Follow ScubaMatt’s guide up to the point he mentions adding your recovery key to /mnt/secure. At this point we will be doing a couple things differently.
Using your text editor of choice create the file /mnt/secure/authorization using the arguments we used to test our server earlier. The format for the textfile will either be Authorization: Basic <Output of USERPASS Variable> or Authorization: Bearer <Your API Key>.
Create another text file at /mnt/secure/passphrase including your dataset’s passphrase.
Once you have finished creating both text files, continue through ScubaMatts guide completely ignoring Step 4.
Now that you have completed ScubaMatt’s guide while ignoring Step 4 we will now continue.
Thankfully decrypting a dataset doesn’t require a key file so we can skip using python all together, simplify the /root/auto-mount/auto-mount.sh script, and remove the need for a RAMdisk.
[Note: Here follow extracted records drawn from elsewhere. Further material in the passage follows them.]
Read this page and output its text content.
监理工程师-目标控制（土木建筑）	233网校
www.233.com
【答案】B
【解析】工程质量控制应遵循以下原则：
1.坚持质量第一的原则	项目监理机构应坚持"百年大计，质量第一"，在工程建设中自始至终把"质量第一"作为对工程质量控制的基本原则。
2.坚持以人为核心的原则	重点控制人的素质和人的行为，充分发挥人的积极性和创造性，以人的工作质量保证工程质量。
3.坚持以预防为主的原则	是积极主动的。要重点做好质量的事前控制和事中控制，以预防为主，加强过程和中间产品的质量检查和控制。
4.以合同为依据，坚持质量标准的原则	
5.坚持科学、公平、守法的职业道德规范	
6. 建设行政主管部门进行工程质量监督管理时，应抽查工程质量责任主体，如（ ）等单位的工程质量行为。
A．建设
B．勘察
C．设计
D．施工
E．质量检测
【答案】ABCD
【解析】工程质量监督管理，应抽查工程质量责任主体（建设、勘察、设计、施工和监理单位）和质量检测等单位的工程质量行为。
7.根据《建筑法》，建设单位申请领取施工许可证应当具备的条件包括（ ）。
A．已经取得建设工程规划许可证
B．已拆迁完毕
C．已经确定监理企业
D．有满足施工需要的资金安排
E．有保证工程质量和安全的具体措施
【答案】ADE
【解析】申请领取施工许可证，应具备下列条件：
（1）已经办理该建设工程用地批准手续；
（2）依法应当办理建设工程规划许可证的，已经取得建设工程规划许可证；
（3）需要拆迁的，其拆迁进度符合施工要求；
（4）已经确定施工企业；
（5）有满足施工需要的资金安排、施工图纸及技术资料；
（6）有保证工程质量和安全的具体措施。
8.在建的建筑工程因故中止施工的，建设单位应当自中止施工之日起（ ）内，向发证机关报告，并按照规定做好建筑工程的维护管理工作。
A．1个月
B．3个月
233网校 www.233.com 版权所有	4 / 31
Create the file /root/auto-mount/auto-mount.sh copying the script below while filling in everything enclosed in <> brackets.
#!/bin/bash
# Send our unlock/mount script to the pi and execute it on the pi using ssh
ssh <username@raspberrypi_IP_Address> 'bash -s' < /root/auto-mount/pi-mount-secure.sh
# POST unlock command with the contents of key file on raspberrypi
curl --insecure --location --request POST 'https://127.0.0.1/api/v2.0/pool/dataset/unlock' \
--header 'Content-Type: application/json' \
--header `ssh -t <username@raspberrypi_IP_Address> 'cat /mnt/secure/authorization' | tr -cd "[:print:]"` \
--data-raw "{
\"id\": \"<Dataset ID>\",
\"unlock_options\": {
\"datasets\": [{
\"name\": \"<Dataset Name>\",
\"passphrase\": \"`ssh -t <username@raspberrypi_IP_Address> 'cat /mnt/secure/passphrase' | tr -cd "[:print:]"`\"
}]
}
}"
# Send our unmount/lock script to the pi and execute it on the pi using ssh
ssh <username@raspberrypi_IP_Address> 'bash -s' < /root/auto-mount/pi-unmount-secure.sh
# Finally, now that the pools have been unlocked lets restart Samba
# (This is the only service I use, but you might need to restart others on your setup.)
service samba_server restart
# 30 second buffer to wait for dataset to fully unlock before attemption to start jails
sleep 30
#Start jails
iocage start <Jail Name>
Once the /root/auto-mount/auto-mount.sh file is created we will need to make this executable using command below.
chmod +x /root/auto-mount/auto-mount.sh
We can finally test our script. Lock your dataset using the web console and run our auto-mount.sh script. If it was successfull go ahead and restart your server to test that the init task you setup in ScubaMatt’s guide has been setup correctly.